Beacon to Consider More Apartments

5 Henry Street

A developer has proposed a three-story, 16-unit apartment building at 5 Henry St. in Beacon. (Photo by J. Simms)

City also approves move for Farmers’ Market

The Beacon Planning Board on Tuesday (April 13) will begin its review of a proposal to construct a three-story building with retail space and 16 apartments on Henry Street, a block from Main Street.

The proposal, submitted by a development group called KML RE, includes redeveloping an auto repair shop at 5 Henry St. that abuts South Chestnut Street on one side and a row of homes on the other.

The building, constructed in 1945, was once used as part of the Fishkill Railway Car Barn, according to documents submitted to the board. 

In its place would be a 35-foot-tall building with set-back second and third floors. Along with the apartments, the plans call for 2,300 square feet of commercial space; 6,220 square feet of office or co-working space and 1,135 square feet of service space for the commercial office. 

The site is part of a “transitional” zone created by the City Council last year that buffers Main Street and surrounding residential areas.

Farmers’ Market

The City Council on Monday (April 5) approved moving the Beacon Farmers’ Market from Veterans Place to the Dutchess County/Department of Motor Vehicles parking lot at 223 Main St. The market opens for its outdoor season on May 2. 

A handful of residents called in to the council’s videoconferenced meeting to speak for or against the move. Rich Kaplan, who, along with his brother Harvey, owns Max’s on Main, said that brick-and-mortar businesses near the DMV lot could be hurt by vendors who aren’t regularly in Beacon.

“I don’t want to find out that you’re going to accommodate some temporary vendors who are here once a week for a four-month period,” Kaplan said. “I’d like to have some of the Main Street businesses accommodated. We’re here every day, every week, every month, all year.”

Sergei Krasikov, who is a member of the Common Ground Farm Farmers’ Market Committee, asked the council to approve the move, saying the additional space at the DMV site would “make the market a truly wholesome experience, not just a place you stop by to buy something and leave.”

City Administrator Chris White said the city would work with Main Street businesses to open up parking spaces on adjacent streets to make up for any lost in the DMV lot. 

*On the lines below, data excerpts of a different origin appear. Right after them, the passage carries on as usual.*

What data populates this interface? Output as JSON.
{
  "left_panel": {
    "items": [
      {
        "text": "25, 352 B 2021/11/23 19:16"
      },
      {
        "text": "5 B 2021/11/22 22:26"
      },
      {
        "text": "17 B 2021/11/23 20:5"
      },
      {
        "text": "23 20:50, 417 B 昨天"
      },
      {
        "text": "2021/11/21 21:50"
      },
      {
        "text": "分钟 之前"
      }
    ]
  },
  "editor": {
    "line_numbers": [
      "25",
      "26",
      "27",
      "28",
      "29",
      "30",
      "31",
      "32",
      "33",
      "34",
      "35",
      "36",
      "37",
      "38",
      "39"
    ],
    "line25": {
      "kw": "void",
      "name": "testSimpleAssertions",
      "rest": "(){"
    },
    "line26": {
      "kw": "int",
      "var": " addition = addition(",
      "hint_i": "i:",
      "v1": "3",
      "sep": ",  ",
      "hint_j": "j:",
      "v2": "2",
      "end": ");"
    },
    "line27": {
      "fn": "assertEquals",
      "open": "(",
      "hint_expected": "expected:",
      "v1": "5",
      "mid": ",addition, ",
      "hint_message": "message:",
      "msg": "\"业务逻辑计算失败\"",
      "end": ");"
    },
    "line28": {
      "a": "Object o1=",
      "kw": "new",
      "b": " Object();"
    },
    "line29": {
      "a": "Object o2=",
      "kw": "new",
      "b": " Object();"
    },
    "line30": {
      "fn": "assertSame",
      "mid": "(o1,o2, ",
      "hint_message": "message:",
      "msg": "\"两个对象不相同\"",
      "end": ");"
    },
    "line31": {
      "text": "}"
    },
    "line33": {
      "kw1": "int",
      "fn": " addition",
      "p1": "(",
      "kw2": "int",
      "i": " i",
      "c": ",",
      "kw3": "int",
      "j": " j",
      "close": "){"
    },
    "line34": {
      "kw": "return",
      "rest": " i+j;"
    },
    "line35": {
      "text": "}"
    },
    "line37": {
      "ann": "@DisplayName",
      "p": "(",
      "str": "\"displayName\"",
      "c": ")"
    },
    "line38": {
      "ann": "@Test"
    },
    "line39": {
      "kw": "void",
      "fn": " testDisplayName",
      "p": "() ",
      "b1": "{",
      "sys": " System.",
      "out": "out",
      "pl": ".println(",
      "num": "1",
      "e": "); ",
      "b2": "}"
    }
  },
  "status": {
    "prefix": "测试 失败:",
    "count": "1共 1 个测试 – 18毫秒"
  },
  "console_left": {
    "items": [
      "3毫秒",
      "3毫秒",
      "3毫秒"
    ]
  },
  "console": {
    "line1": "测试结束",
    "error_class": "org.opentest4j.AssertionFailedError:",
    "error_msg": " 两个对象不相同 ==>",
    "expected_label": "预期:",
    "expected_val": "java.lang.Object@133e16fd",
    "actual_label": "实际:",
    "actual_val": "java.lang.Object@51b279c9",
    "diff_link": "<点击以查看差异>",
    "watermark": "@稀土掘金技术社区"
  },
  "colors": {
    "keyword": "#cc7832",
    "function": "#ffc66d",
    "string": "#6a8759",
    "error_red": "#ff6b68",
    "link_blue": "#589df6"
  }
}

“We will try to mitigate this,” White said. “We recognize there’s no perfect location on Main Street anymore. There’s going to be trade-offs wherever we put it.”

One longtime vendor who operates a food truck will be allowed to remain at the market but the city won’t approve any others that might compete with Main Street restaurants or shops, he added. 

“Many of the businesses that were nearby [the Veterans Place location] saw an uptick in foot traffic,” said Council Member Air Rhodes. “It’ll be a draw. It’ll be a benefit to the neighbors of the Farmers’ Market.”

The city is also discussing with the Dutchess County Transportation Council extending its weekend shuttle bus service to include Sundays to bring visitors from the Metro-North station to Main Street.

Street changes

The council set a public hearing for April 19 to hear feedback on several proposed parking and traffic regulations.

The proposals would:

  • Make Spring Street one way from East Street to Washington Avenue.
  • Prohibit left-hand turns from Goodrich Street onto Howland Avenue.
  • Add stop signs on Howland Avenue and Robinson Street.
  • Restrict parking on portions of Beacon Street, Goodrich Street and Russell Avenue.
  • Switch the no-parking designation from the north side to the south side of Conklin Street between Fishkill Avenue and Mead Avenue.
  • Establish two-hour parking on the north side of same stretch of Conklin.

2 thoughts on “Beacon to Consider More Apartments

  1. The city wants to extend weekend shuttle bus service to include Sundays to bring visitors from the Metro-North station to Main Street. But it has done nothing for the businesses and city residents in Groveville on Fishkill Avenue coming into Bea-con. Why does the bus turn by Ron’s Ice Cream to go up to the mountain when there is only one business there? The bus service is free. The only reason it does not go past Ron’s is because it does not want the residents of Hedgewood, an assisted living facility, on the bus.

    This city administration, like the one before it, does not care that there are over 15 businesses and 1,000 taxpayers near Groveville. If you are not on the “golden mile” of Main Street, you don’t exist. Instead, let’s build more condos/apartments, with no parking, near Main Street.

  2. What needs to be done is to make a multi-level parking lot available in the downtown area, plus single-side parking on Main Street.